Les formes, les références et les motifs issus de la culture européenne du cinéaste se confrontent aux codes du film de genre hollywoodien dans un jeu intertextuel virtuose : entre « naturalisation » et « hybridation », Lang s'approprie autant ce qui vient de sa culture d'origine que celle de son pays d'adoption, en créant une œuvre totalement singulière, relevant d'un « gothique » romantique et vénéneux.

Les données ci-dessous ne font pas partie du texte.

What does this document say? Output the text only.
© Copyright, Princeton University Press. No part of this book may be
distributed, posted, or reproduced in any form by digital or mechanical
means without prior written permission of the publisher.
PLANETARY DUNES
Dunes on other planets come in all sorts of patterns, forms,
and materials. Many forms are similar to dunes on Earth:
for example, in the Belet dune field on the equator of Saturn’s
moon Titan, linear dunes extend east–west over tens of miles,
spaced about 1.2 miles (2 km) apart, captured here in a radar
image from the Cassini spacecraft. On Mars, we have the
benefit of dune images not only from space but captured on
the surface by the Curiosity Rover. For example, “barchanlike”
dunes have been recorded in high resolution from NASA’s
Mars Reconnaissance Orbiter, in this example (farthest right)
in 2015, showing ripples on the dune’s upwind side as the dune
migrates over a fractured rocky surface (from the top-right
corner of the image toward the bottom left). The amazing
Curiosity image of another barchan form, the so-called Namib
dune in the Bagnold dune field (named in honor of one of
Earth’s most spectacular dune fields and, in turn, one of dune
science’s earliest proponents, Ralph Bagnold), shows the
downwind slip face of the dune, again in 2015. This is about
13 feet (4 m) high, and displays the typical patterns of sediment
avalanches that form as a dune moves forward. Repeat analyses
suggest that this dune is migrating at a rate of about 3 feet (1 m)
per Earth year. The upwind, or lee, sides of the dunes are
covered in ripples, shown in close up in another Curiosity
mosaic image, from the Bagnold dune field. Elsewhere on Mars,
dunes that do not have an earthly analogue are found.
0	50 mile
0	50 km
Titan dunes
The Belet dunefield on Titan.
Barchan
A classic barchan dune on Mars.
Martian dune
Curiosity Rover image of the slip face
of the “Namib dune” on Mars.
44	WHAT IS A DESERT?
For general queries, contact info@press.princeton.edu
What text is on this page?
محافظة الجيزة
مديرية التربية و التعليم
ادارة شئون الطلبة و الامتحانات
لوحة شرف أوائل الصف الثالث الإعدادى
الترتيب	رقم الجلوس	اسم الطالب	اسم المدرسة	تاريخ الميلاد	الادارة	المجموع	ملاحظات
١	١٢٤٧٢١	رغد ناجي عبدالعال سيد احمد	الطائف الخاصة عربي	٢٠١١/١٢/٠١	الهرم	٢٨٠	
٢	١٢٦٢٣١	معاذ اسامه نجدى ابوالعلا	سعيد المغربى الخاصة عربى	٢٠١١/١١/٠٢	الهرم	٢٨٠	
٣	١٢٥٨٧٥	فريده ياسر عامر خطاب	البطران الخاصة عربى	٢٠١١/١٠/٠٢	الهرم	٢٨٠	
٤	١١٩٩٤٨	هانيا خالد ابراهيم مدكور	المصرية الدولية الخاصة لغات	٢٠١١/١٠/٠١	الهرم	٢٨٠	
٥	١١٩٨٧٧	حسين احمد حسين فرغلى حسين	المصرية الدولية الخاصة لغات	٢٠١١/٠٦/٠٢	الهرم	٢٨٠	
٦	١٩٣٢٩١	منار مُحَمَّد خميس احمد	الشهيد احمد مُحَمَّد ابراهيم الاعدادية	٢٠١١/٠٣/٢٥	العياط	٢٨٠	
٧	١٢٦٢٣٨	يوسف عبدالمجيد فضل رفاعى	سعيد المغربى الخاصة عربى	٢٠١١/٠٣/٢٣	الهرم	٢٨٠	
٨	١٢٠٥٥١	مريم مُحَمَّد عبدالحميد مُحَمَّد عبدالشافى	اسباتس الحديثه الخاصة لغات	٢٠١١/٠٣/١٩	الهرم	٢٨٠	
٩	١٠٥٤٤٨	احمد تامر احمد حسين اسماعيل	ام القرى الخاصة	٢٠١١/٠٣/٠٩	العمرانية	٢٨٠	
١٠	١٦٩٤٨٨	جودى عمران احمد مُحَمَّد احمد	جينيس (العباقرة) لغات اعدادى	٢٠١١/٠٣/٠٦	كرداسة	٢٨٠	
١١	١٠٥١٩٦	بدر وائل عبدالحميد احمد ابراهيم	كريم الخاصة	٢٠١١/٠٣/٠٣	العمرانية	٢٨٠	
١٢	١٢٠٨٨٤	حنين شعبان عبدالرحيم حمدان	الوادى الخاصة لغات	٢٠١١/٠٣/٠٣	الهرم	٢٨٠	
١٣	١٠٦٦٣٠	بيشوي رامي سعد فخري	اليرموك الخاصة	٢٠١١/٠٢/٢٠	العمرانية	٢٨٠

De manière sous-jacente, le cinéaste allemand y joue une confrontation secrète avec l'autre grand cinéaste émigré aux États-Unis, Alfred Hitchcock : entre hommage, concurrence et dialogue meta, Secret beyond the door répond aux célèbres pièges narratifs et cinématographiques hitchcockiens sur les abymes du subconscient, voire les devance. Lang n'en poursuit pas moins l'exploration profonde de ses propres obsessions morales et esthétiques, en convoquant toute sa filmographie antérieure : depuis Mabuse ou M, l'enjeu des images et des formes langiennes reste l'épreuve du Regard, entre sidération, fascination libératrice ou jugement mortifère.

Un cinéaste au travail

L'analyse de la genèse et de la production du film, appuyée notamment sur des documents spécifiques (notes de travail, extraits de scenarii, plans au sol, documentaires, interviews de Lang, dans Le Dinosaure et le bébé, notamment), permet de retracer les différentes étapes de la fabrication maniaque et géniale d'un chef-d'œuvre. Entrer dans la carrière de Lang, c'est éprouver et analyser pas à pas la valeur des différents choix opérés par l'auteur pour affirmer son point de vue et assurer la cohérence de la direction artistique. Se pose en particulier la question de la maîtrise d'ouvrage d'un cinéaste exilé au sein de la machine à rêve hollywoodienne : il ne suffit certes pas à dire que Lang l'exerçait de manière tyrannique pour s'en débarrasser. Comment garder le contrôle ? C'est un enjeu que toute la carrière américaine de Lang s'attache à poser, à travers ses succès, ses ratés et ses stratégies.

La Belle au bois dormant


Lors de son premier échange avec Celia, Mark la compare à la princesse du conte et justifie très clairement cette association.
« Vous êtes affamée d'émotions réelles », lui dit-il après avoir observé sa réac-tion durant le combat au couteau, « vous êtes une Belle au bois dormant du XXe siècle. Une riche Américaine qui a toujours voulu se protéger. Mais elle veut s'éveiller ».
Dans le conte, cet éveil se traduit par la curiosité de la princesse qui la conduit, le jour de ses quinze ans, dans une pièce reculée du château. Elle y trouve un fuseau, malgré leur disparition du royaume exigée par son père suite à un sort jeté le jour de sa naissance. L'architecture est un moteur actif à l'intérieur des contes et donne corps à leur dimension psychanalytique, comme l'a analysé Bruno Bettelheim dans Psychanalyse des contes de fées. Il écrit, au sujet de La Belle au bois dormant :

«Quand elle passe à l'adolescence, la jeune fille explore les zones jusque-là inaccessibles de son existence, représentées, toujours dans le conte des frères Grimm, par la chambre cachée où file une vieille femme. Ce passage de l'histoire abonde en symboles freudiens : pour accéder à la chambre fatale, l'héroïne gravit un escalier à vis ; ces types d'escaliers représentent d'une façon caractéristique les expériences sexuelles. Au sommet de l'escalier, elle découvre une petite porte et il y a une clé dans la serrure ; elle la fait tourner et la porte “s'ouvre d'un coup” sur une pièce où la vieille femme est en train de filer. Une petite chambre fermée à clé représente souvent dans les rêves les organes sexuels de la femme, et la clé tournant dans la serrure symbolise le coït. »
Cette analyse est très éclairante et signifiante quant à l'approche architecturale, sexuelle et psychanalytique développée par Lang. Elle nous permet de voir comment chaque personnage se positionne par rapport à ce schéma.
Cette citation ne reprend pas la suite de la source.